I do know from my own ceiling bounce test using the M43 as a reference that with 3.75V for the 30Q in the MF01, I get less output (about 6000 lumens) than my M43. I’m curious then how many lumens the new boost driven MF01 will pump out… Output as a function of cell voltage is what I’m after.

Lexel
Lexel's picture
Offline
Last seen: 19 hours 17 min ago
Joined: 11/01/2016 - 08:00
Posts: 5193
Location: Germany

This depends mainly how efficient the driver can boost without getting saturation in the inductors or other hardware limitations

BeardedRaleigh
BeardedRaleigh's picture
Offline
Last seen: 6 days 18 hours ago
Joined: 08/16/2016 - 23:45
Posts: 456
Location: Chico, CA

keeping an eye on this one, great thread.

Slow is smooth, smooth is fast.

hIKARInoob
hIKARInoob's picture
Offline
Last seen: 16 min 21 sec ago
Joined: 08/28/2016 - 08:15
Posts: 3974
Lexel wrote:
This depends mainly how efficient the driver can boost without getting saturation in the inductors or other hardware limitations

Basically this new MF01 needs to be tested again. M43 can push turbo with cell voltage as low as about 3.5V with GAs (my own test), and the TM38 can push turbo with cell voltage as low as 3.3V http://budgetlightforum.com/node/51605
Of course different settings, but we’re talking boost drivers here. Curious, curious, curious.
Seriously, if this new boost version can push 10000 Nichia lumens with cell voltage less than 3.7V, I’m probably getting it (again)! Cool

Tom Tom
Offline
Last seen: 4 months 3 weeks ago
Joined: 09/10/2017 - 08:30
Posts: 1163

LED lifetime in ultra-low/moon mode is in any case academic. Whether very low constant current, or PWMed at much higher current.
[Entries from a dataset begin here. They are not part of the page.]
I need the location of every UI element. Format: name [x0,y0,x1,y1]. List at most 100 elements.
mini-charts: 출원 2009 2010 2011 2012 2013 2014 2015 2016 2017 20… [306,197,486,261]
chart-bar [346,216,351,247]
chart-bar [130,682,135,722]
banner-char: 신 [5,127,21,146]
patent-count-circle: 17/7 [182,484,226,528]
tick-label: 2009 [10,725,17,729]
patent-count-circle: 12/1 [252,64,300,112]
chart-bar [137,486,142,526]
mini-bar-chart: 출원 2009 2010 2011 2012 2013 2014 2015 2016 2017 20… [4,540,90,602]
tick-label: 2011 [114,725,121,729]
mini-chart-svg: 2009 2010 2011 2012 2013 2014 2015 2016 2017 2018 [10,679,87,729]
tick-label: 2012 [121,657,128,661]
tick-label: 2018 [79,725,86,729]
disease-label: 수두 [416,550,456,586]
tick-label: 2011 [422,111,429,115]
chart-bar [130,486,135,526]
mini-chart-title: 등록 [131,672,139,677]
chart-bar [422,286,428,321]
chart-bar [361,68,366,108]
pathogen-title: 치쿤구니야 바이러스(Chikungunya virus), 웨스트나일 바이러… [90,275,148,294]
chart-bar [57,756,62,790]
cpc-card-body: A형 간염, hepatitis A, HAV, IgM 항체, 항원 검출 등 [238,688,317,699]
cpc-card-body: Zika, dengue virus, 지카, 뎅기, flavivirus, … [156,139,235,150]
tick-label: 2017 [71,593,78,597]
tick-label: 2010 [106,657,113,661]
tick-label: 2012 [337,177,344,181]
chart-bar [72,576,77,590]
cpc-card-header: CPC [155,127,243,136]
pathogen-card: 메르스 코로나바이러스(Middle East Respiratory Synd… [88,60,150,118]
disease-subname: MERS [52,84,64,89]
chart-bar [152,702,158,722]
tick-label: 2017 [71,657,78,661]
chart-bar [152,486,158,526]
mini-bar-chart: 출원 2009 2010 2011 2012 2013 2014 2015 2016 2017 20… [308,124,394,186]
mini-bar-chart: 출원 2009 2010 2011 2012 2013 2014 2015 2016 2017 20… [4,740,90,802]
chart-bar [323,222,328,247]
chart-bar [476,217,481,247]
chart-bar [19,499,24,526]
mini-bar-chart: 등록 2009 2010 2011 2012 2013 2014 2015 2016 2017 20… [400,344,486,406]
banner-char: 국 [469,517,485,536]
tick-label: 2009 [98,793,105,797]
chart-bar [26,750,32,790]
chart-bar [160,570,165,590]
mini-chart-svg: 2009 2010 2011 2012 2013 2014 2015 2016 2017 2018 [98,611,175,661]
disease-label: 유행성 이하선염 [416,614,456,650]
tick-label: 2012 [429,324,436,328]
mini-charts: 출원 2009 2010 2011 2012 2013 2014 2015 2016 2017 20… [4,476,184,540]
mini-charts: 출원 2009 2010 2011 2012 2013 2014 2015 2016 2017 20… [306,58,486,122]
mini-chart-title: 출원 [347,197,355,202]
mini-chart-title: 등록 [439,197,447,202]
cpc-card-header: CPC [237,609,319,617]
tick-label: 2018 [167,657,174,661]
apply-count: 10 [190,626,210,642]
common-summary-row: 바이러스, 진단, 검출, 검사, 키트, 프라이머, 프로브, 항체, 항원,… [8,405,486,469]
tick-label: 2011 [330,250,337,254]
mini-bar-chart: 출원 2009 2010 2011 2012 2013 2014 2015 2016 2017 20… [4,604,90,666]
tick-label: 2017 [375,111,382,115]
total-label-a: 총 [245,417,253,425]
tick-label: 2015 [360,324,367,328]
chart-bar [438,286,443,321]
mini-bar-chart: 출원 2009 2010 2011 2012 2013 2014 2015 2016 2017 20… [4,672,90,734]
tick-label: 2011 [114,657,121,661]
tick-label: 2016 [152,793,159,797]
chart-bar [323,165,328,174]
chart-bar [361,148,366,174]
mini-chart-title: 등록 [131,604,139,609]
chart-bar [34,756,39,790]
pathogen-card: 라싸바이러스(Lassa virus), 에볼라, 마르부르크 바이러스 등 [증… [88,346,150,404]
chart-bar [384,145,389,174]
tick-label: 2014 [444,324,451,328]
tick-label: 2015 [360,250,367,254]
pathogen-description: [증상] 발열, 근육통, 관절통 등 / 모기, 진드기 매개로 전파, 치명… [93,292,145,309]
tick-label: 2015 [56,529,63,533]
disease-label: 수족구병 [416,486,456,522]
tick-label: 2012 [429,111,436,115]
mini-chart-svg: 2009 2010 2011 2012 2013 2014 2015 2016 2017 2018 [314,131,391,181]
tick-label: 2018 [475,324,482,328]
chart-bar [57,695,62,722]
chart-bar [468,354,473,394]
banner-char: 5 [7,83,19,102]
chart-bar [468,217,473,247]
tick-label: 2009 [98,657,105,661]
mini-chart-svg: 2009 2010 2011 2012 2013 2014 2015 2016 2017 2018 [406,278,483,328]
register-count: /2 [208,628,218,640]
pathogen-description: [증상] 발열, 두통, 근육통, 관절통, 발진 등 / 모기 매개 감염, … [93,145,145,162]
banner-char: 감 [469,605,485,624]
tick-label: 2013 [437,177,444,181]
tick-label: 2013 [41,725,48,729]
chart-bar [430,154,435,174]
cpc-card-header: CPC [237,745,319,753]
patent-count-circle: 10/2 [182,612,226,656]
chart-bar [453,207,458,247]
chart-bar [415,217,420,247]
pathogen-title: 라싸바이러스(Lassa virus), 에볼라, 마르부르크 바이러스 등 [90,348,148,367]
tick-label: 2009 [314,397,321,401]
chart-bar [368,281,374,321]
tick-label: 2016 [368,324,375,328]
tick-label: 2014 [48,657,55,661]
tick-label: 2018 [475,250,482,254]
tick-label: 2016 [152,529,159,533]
They will last forever, in our usage.

People who need to understand the detail are making e.g. streetlamps or warehouse lighting that must last 25 years plus, on for maybe 12 hours/day on average in the northern latitudes, where I live. Cree e.g. provide copious data for professional engineers to deeply understand, run the LEDs at their most efficient current level (lumens/watt), understand how the silicone domes can degrade due to environmental contamination, even incorrect choice of e.g. o-ring seals than can outgass degrading chemicals, this is more and more a precisely understood engineering subject, and the likes of Cree etc. are continuing to refine their products for their real markets, which is not us.

Worry more about our over-driven turbo etc. modes, where heat and current density kills.We are usually pushing these things way beyond datasheet parameters.

Except for things like the MF01, where the extravagant use of e.g. 18 decent LEDs to kick out e.g. 10,000 lumens i.e. 555 per LED is very modest indeed. This is one of the last “mega torches” that I would have any concern about over-stressing the LEDs, assuming good thermal protection, which by reports it seems to have, maybe even over-cautious.

10 minutes in turbo getting the torch roasting hot (who knows what LED junction temperatures, upper limit is melting point of solder, where the none-lead stuff is better) might be equivalent to decades in moonlight.

Interesting to discuss, academically, but of no practical relevance, IMHO.